27 Mar 2013
But money raised will be used mainly to repay a new loan rather than invested in the ophthalmology business.
The owners of Bausch + Lomb, one of the world’s foremost ophthalmology businesses and a pioneer in the field of laser eye surgery, are preparing the company for an initial public offering (IPO) of stock.
In an “S-1” filing with the US Securities & Exchange Commission (SEC) dated March 22, under the pseudonym “WP Prism Inc.” (a name that refers to major shareholder Warburg Pincus, the private equity group that acquired the company via a leveraged buyout in 2007), Bausch + Lomb says that it will use the proceeds to repay a new $700 million loan.
That loan transaction was completed on March 19, and used to finance a $772 million dividend made payable to its stockholders on the same day, following what is described as strong performance of the business over the past two years.

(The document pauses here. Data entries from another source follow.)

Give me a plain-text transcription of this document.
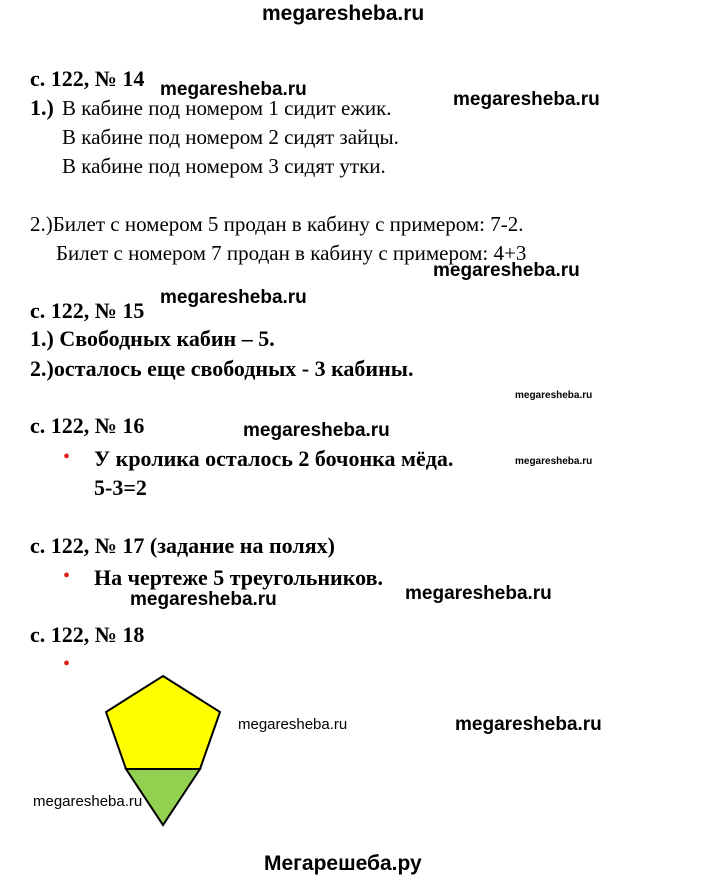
megaresheba.ru
с. 122, № 14 megaresheba.ru
1.) В кабине под номером 1 сидит ежик.	megaresheba.ru
В кабине под номером 2 сидят зайцы.
В кабине под номером 3 сидят утки.
2.)Билет с номером 5 продан в кабину с примером: 7-2.
Билет с номером 7 продан в кабину с примером: 4+3
megaresheba.ru
с. 122, № 15
megaresheba.ru
1.) Свободных кабин – 5.
2.)осталось еще свободных - 3 кабины.
megaresheba.ru
с. 122, № 16	megaresheba.ru
• У кролика осталось 2 бочонка мёда.	megaresheba.ru
5-3=2
с. 122, № 17 (задание на полях)
• На чертеже 5 треугольников.
megaresheba.ru	megaresheba.ru
с. 122, № 18
•
megaresheba.ru	megaresheba.ru
megaresheba.ru
Мегарешеба.ру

Warburg Pincus acquired the 160-year-old ophthalmology giant in October 2007 for around $4.5 billion, a purchase price that included $830 million of debt - at which point Bausch + Lomb was delisted from the New York Stock Exchange.
The company had posted sales of $2.3 billion in 2006, ahead of the Warburg Pincus takeover, and the S-1 filing shows that in recent years that total has steadily increased. For 2010, the firm reports sales revenues of $2.58 billion, rising to $2.85 billion in 2011 and $3.04 billion last year.
Mounting debt
But while operating income jumped sharply to $238 million in 2012 (from just $37 million in 2010), those profits were wiped out entirely by huge interest payments on the debt used to finance the initial buy-out.

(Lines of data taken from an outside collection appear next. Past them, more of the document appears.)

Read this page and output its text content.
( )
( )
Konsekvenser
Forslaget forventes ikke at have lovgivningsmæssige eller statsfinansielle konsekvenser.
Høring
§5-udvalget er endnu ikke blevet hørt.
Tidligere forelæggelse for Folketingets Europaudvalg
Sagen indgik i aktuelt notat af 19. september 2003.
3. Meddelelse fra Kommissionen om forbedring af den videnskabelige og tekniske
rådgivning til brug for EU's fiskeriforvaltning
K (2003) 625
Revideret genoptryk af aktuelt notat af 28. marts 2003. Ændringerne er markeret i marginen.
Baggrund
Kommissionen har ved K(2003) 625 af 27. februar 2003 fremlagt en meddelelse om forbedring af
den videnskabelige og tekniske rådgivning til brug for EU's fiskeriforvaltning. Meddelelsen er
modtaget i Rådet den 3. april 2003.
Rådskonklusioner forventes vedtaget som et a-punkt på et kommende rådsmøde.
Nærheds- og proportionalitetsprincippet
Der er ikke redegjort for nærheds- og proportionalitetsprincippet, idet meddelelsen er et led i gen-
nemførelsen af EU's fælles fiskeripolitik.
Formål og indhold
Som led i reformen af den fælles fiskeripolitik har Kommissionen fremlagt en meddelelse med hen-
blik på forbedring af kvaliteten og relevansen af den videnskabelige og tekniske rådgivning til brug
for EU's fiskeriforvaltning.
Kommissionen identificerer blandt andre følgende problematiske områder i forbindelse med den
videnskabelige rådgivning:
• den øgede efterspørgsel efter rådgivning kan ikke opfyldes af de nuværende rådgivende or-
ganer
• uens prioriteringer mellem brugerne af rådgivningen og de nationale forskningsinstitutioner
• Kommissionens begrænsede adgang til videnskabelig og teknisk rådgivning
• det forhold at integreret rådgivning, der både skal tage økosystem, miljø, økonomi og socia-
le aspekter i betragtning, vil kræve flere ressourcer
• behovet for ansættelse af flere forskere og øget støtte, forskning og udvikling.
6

Even ahead of the latest $700 million loan, Bausch + Lomb’s balance sheet had shown a total debt of $3.3 billion – up from $2.74 billion at the end of 2010.
Though it does not yet set a price or date for the IPO, the filing does include extensive details of the finances of Technolas Perfect Vision (TPV), the Bausch + Lomb subsidiary that has developed a femtosecond laser system for high-precision cataract and refractive eye surgeries.
Earlier this year, Bausch + Lomb had taken over full control of TPV, which is now part of the company’s “surgical” business unit (the other two units being pharmaceuticals, including drugs for a variety of eye conditions, and vision care, which relates largely to contact lenses). The surgical unit also includes intra-ocular lenses.
Bausch + Lomb had set up TPV as a joint venture with 20/10 Perfect Vision in 2009, and sees the multi-purpose “Victus” platform as a key strategic element in the future of its surgical unit. In the S-1, it says:
“Our strategic vision for the ophthalmic surgical business is to become a ‘one-stop shop’ for ophthalmic surgeons by providing a complete product portfolio and to achieve our goal of becoming the clear, comprehensive and compelling alternative to industry leader Alcon.
“We believe that we have achieved substantial professional recognition for our cataract and refractive surgery products as we have built out a more competitive portfolio. Our recent acquisition of TPV makes us an emerging leader on the new frontier of femtosecond laser eye surgery. We intend to leverage our Victus femtosecond laser to sell our entire product line and penetrate competitive accounts.”
Costly ambition
The filing gives an indication of just how costly that ambition has proved, however. In a “going concern” note, auditors Ernst & Young highlighted that TPV would require additional financial support in 2013 to fund its operations after the subsidiary posted a loss of €35.4 million on sales of just over €60 million last year.
On top of other lending, the S-1 filing also shows that Bausch + Lomb granted loans totaling €40 million (known as “laser loans”) to TPV to finance the production of 100 lasers, designed to be interest-free until the end of 2012. But in its “going concern” notice, Ernst & Young said that the parent company would have to waive any servicing of the “laser loans” until June 2013 at the earliest, or TPV would find itself in “financial distress”.
Since acquiring full ownership of TPV, Bausch + Lomb has extended a further €12.9 million to fund operations this year. “Other measures to secure the short and long-term financing of [TPV] are currently being negotiated with Bausch + Lomb,” states the S-1.